Endometriosis and Gender Nonconformity by Ashley R.T. Yergens
When I started This EndoLife, I faced a dilemma. Due to my background in working with women with endometriosis and working with marginalised communities, I felt that there was a group of people - specifically trans and non-binary people, who were being excluded due to our language. However, I didn't know how to address it - I'm not knowledgeable enough on the subject to make a call myself and decide what wording would be the correct wording to include everyone and I didn't have any contacts I could ask. If I had been in the right head space (I started This EndoLife when I was severely depressed, anxious and ill with endo) I would have reached out to a stranger or an organisation for advice, but I didn't, I just started writing. It's not an excuse, but it's what happened.
Fifteen months on, and it's still on my mind - increasingly so. I talk about vaginas and wombs, but I also talk about femininity. I'm not saying that's wrong, but it does mean that I'm excluding groups of people who don't conform to societies traditional gender constructs and I want to change that.

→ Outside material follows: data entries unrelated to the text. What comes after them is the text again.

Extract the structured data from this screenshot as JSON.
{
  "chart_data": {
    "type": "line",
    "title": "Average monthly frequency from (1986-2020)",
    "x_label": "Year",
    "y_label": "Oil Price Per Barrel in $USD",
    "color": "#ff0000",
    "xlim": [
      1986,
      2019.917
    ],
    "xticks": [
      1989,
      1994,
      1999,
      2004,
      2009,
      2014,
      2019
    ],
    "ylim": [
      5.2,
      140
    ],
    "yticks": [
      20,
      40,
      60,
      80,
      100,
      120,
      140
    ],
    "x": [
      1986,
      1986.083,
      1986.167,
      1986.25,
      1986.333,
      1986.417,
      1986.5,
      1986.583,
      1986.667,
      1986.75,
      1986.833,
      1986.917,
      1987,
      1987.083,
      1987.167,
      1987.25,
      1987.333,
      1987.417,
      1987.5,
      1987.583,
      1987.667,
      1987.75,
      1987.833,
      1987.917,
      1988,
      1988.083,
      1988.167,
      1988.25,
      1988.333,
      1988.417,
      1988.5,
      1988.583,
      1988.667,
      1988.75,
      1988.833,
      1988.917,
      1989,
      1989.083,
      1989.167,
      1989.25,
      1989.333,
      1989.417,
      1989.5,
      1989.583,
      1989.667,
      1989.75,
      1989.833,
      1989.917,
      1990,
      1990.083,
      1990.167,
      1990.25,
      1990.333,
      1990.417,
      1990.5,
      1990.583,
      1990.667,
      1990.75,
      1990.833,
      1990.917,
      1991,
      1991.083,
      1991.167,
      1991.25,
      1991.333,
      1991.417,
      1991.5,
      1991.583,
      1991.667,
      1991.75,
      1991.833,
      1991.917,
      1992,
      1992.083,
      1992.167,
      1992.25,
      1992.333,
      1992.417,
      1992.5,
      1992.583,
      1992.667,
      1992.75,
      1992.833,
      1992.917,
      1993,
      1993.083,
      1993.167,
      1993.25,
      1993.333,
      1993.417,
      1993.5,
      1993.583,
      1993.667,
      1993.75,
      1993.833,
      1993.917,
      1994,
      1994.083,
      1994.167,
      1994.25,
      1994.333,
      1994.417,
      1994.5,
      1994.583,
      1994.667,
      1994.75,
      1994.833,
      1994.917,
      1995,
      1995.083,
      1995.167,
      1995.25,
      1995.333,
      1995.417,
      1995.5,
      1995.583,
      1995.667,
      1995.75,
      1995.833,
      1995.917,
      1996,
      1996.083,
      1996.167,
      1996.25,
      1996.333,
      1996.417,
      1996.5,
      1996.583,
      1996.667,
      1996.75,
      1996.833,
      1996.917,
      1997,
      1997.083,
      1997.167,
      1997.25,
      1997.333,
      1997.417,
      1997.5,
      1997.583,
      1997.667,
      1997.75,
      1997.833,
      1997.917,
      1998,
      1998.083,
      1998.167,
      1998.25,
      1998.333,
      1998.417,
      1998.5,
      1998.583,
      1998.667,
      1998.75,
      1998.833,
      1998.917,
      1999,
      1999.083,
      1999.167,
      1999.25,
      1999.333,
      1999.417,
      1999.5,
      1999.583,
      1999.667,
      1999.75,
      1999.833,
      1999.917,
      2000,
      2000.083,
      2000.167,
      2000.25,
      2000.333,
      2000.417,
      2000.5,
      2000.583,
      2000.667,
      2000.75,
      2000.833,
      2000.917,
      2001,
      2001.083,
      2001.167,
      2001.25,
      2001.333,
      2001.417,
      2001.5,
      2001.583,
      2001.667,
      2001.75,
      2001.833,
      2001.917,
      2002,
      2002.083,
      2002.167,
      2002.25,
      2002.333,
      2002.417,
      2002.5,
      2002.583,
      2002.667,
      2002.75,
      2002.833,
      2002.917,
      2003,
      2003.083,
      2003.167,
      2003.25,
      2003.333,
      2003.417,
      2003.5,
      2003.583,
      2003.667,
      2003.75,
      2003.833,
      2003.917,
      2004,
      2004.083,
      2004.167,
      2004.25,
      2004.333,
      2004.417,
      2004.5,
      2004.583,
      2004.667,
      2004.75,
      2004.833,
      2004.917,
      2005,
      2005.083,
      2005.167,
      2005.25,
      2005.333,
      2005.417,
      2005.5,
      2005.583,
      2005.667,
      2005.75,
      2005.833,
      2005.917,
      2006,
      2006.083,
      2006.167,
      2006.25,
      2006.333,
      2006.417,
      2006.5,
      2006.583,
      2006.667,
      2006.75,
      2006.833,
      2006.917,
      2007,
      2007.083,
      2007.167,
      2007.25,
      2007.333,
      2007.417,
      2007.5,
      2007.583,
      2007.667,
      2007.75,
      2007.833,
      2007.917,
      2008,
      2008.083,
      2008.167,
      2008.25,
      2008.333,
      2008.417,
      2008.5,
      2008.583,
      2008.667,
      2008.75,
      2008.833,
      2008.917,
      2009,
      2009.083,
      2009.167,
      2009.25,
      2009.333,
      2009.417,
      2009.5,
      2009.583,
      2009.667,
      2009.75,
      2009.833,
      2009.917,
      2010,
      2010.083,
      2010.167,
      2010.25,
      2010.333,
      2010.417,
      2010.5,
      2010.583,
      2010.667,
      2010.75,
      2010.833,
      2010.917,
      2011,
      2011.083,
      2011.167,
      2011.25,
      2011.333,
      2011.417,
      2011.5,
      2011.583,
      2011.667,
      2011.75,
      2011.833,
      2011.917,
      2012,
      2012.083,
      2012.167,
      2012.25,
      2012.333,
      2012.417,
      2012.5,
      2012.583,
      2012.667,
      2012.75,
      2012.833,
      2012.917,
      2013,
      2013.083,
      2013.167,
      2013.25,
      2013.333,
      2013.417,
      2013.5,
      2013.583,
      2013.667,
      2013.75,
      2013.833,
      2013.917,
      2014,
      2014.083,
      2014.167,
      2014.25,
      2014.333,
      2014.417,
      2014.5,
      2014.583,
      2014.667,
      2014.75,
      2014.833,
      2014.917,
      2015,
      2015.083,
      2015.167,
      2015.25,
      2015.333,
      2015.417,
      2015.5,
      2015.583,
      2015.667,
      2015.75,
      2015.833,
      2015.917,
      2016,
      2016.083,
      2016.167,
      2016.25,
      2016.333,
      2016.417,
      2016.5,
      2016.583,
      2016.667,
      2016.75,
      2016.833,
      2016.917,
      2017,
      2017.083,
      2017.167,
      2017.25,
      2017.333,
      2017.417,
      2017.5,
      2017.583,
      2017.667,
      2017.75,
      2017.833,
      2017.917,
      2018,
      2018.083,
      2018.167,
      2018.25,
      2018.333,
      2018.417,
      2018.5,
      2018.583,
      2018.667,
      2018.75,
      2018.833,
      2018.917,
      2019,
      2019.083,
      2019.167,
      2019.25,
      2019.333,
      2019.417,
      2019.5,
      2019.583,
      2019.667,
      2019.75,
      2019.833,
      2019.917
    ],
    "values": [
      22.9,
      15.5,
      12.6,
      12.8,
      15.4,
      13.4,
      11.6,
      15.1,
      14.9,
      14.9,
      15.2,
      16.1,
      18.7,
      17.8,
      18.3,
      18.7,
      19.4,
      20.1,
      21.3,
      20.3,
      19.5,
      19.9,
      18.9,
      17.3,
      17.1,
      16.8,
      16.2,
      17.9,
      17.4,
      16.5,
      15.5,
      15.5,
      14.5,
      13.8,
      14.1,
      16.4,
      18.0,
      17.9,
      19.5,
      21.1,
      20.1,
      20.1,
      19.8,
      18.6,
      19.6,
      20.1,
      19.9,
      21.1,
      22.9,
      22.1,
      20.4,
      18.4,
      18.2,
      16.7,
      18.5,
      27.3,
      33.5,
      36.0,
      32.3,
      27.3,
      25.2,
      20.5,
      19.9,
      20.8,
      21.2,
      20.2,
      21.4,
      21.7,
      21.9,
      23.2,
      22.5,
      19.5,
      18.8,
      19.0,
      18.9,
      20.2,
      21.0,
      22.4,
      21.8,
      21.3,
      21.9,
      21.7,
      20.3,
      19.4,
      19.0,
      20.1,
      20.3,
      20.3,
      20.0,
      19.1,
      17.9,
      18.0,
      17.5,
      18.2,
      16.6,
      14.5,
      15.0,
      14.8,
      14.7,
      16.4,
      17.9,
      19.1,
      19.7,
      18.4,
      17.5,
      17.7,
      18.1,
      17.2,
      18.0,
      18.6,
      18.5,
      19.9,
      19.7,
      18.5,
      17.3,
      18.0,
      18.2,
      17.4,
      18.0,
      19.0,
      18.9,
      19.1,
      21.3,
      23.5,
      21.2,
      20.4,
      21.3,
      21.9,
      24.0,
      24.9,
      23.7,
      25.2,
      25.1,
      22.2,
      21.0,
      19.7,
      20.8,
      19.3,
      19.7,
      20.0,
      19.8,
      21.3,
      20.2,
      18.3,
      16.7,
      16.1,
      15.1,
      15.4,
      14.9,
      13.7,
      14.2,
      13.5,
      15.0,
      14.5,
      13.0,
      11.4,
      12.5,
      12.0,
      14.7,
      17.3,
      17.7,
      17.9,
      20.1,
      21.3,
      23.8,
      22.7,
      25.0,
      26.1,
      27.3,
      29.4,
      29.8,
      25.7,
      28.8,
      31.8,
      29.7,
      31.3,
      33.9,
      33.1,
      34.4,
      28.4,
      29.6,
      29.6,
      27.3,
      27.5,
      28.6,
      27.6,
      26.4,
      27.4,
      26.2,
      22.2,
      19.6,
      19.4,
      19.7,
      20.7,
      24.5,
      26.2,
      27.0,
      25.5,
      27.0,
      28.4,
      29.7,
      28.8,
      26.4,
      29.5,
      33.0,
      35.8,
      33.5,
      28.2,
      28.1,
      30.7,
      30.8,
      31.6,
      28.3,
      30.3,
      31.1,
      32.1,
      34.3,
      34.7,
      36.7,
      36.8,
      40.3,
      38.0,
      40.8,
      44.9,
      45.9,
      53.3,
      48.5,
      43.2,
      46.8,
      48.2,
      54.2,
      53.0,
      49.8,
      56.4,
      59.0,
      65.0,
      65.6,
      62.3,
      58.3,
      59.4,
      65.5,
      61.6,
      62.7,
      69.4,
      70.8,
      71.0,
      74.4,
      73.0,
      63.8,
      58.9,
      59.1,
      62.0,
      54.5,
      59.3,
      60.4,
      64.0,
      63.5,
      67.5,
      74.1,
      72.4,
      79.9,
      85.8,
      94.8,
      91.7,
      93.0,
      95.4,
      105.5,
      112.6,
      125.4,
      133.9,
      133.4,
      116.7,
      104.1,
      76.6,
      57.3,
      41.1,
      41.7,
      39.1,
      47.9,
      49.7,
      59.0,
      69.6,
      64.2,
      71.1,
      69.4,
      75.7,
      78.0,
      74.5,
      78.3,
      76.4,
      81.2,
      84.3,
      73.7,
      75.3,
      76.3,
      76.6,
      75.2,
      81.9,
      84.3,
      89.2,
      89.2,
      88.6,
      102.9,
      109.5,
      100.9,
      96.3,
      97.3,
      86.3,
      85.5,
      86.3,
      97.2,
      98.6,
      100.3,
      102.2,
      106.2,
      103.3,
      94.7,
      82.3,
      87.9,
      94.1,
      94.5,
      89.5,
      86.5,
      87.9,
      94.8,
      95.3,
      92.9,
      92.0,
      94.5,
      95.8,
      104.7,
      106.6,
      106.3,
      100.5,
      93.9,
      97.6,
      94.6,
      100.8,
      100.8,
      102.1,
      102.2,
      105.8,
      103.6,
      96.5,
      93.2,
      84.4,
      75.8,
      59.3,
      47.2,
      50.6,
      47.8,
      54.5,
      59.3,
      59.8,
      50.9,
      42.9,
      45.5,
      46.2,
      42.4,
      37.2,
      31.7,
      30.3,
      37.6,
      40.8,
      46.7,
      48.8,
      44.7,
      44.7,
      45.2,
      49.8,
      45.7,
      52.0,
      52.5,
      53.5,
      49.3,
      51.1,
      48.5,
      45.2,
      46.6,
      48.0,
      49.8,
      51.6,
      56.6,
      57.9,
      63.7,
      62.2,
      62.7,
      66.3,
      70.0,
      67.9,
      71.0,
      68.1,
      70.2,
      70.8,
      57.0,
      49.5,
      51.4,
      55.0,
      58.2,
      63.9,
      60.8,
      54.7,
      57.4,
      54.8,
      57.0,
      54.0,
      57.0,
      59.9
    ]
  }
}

So I was so excited when Instagram account @paininthep_ussy and the EndoTwins brought to my attention a Huffington Post article written by Ashley R.T. Yergens, all about living with endometriosis as a non-binary person and the challenges and exclusions that this community are facing around the disease.
You can read Ashley's article here. It's such an important topic and I think it's essential that we spread awareness and education so we can all begin supporting everybody with endometriosis. I understand that it's a complicated subject, we don't want to say the wrong thing and we don't want to offend anyone, so I think the best thing we can do is ask, listen and learn. And that's exactly what I'm going to do. I'm going to reach out, and find out how I can make This EndoLife a safe and inclusive space for everyone.